To be honest, you're trying to break their addiction. E 'currently a member of the local group Yardsalaholics Anonymous. YA is a "make aUseful, if you can "group that meets in members of the garage Addiction every Saturday morning for the community and the media. Unlike most programs, however, has only nine steps YA.

He used to have twelve, but my wife talked them down.

วันพุธที่ 4 พฤษภาคม พ.ศ. 2554

Gear for golf, children-friendly

Gear for golf, children-friendly


Gear for golf, children-friendly

Posted: 03 May 2011 08:20 AM PDT

snake eyes golf clubs

In the past, parents had a hard time looking for tools and equipment that their children can use in the game of golf. There were no golf clubs that would fit children. But with the interest that the child began the sport for those who are long you can see, golfing made ​​especially for them. A golfer is definitely the game of golf well when he was able to start at the beginning of its formation. In this way he will have enough time for its developmentSkills and good in this sport. A set of tools and materials available for children in those days. Of course, you still need guidance in choosing what is good for him.

Talk to a PRO

The first thing to do is talk to a professional. A professional golfer will certainly be able to detect that the training, the equipment needed to start. He has the experience and knowledge that can let you know. As a parent you do not just buy everything youfind in stores. You must carefully choose those who need it now.
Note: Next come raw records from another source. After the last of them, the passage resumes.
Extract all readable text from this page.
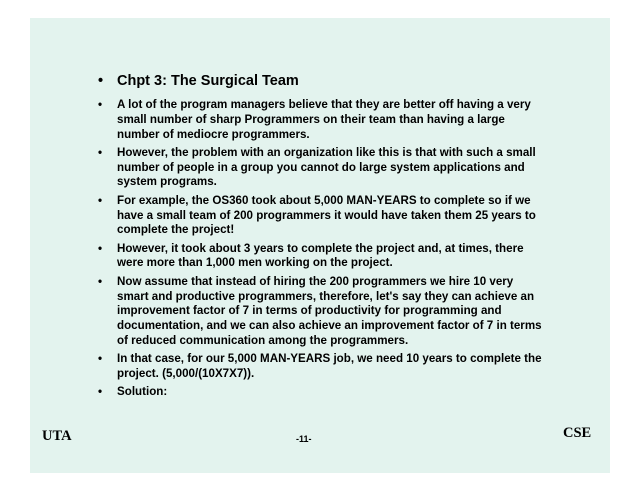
• Chpt 3: The Surgical Team
• A lot of the program managers believe that they are better off having a very small number of sharp Programmers on their team than having a large number of mediocre programmers.
• However, the problem with an organization like this is that with such a small number of people in a group you cannot do large system applications and system programs.
• For example, the OS360 took about 5,000 MAN-YEARS to complete so if we have a small team of 200 programmers it would have taken them 25 years to complete the project!
• However, it took about 3 years to complete the project and, at times, there were more than 1,000 men working on the project.
• Now assume that instead of hiring the 200 programmers we hire 10 very smart and productive programmers, therefore, let's say they can achieve an improvement factor of 7 in terms of productivity for programming and documentation, and we can also achieve an improvement factor of 7 in terms of reduced communication among the programmers.
• In that case, for our 5,000 MAN-YEARS job, we need 10 years to complete the project. (5,000/(10X7X7)).
• Solution:
UTA	-11-	CSE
JUNIOR GOLF CLUB September

The first thing you may consider is a set of junior clubs. In this set you can find woods, putters and iron. It 's a good start for him because he is, of course, have the right size of club that can swing comfortably in the Gulf. Most of the time, comes a set with a bag that I use to do the things they need, can arrange forSport.

ACCESSORIES

In addition to the golf club, there are more accessories that you need to list the games, like shoes and clothing that plays like him. Make sure your clothes reflect her personality. The type of golf balls that should be used for those who are lower compression balls flying to respond better to a slower and less powerful. A child has a under very limited now. It 'also good, a childTees and golf ball markers. A pair of gloves is a good idea, especially during hot summer days.

Budget and sources

Before you buy these things, you have to budget, set that you spend. Identify and make it as a guide in the selection of gears that can be used for sport. Visit shops in your area to find items like that. You can also use online sites that are very popular these days. Internet shopping is actually much more convenient becauseSave time and energy.

Help your child draw for golf, his passion is. Make sure that all the things you need for the sport. The suggestions are to choose which elements of leaders, for him to have the best equipment. Keep this in mind all the time.